In a recent interview with Bomb, Kate Zambreno says that she “writes narratives in which there is an I who is me and not me.” Zambreno adds, “The tradition is not something I’m inventing.” That’s true, of course: autofiction, by any other name, has existed for centuries. But writers are now expected to post a kind of autofiction daily, in addition to their published work. For young writers and journalists, maintaining a social media presence is increasingly non-negotiable. In addition to any fictional avatars they might want to manifest in their work, they also have to project a version of themselves onto their Instagram and Twitter feeds. In a New Yorker piece on the “main character” TikTok trend, Kyle Chayka notes, “Influencers have to be main characters around the clock.” Increasingly, so do writers. 

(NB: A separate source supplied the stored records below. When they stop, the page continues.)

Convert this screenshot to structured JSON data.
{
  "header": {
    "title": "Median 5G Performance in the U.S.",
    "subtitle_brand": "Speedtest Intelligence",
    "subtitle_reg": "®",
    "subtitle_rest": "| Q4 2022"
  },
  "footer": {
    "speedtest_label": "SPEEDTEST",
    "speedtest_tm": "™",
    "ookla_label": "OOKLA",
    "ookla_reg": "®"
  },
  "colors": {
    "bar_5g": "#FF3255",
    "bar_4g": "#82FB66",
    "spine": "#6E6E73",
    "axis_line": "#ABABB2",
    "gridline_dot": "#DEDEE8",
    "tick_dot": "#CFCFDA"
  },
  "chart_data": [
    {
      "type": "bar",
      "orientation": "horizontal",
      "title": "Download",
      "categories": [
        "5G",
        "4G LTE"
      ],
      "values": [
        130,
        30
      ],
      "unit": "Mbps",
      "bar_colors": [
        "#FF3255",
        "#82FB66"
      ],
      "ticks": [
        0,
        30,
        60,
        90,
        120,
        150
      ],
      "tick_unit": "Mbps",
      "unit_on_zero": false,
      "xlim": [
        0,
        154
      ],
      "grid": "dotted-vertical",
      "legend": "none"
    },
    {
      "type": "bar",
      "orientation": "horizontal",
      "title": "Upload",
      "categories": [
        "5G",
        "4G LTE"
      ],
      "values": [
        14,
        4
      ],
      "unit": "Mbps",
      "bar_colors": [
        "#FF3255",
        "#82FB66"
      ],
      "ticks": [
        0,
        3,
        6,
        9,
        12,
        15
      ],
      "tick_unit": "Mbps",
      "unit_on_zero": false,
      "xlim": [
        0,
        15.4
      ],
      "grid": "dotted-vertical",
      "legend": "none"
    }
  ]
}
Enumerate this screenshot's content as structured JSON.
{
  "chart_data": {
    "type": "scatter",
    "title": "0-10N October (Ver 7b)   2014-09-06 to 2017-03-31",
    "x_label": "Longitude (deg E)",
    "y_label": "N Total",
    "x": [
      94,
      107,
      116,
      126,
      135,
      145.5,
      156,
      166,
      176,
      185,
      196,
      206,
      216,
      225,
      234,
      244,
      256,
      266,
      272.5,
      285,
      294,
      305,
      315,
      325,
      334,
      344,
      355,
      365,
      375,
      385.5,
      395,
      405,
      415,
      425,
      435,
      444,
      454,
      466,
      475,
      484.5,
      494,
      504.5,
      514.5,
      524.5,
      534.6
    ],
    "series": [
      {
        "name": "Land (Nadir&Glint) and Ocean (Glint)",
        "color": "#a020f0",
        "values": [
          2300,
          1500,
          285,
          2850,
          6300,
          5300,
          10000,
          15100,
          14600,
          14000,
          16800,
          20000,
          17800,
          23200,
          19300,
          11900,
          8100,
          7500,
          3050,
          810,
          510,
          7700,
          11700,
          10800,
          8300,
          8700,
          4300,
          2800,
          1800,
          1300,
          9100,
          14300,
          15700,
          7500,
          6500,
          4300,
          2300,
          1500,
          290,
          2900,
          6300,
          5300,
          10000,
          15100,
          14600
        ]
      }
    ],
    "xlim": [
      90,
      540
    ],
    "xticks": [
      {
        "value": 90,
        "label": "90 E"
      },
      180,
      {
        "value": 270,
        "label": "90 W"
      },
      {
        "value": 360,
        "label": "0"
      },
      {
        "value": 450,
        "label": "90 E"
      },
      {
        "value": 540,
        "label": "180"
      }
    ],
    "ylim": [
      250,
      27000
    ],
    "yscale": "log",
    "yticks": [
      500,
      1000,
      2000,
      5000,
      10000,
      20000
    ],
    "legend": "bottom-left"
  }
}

While authors like Lerner might deliberately obscure the seam between fact and fiction, readers now have their own methods of demystification. As Lockwood notes, “I think we’re in a position to better be able to tell when something is autofiction because people’s lives are more online. You can go back through my timeline and see where the real me is experiencing things that eventually make it into the novel.” Readers don’t need to wait for, or be limited to, an author’s disclosures. They can compare any writer’s work to their feeds, inferring what is real and what is fabrication. 

Now that authors are expected to become brands themselves, they have less control over when and how they adopt a starring role. What was once a choice—to maintain a demanding social media presence, or to be the main character of your own work—feels increasingly inevitable. If you’ve borrowed details from real life, or if your writing is in any way autobiographical, readers may very well trace the fiction back to its source, even if you’ve tried to fictionalize or obfuscate. In a post-privacy world, we’re all writing autofiction, whether we like it or not.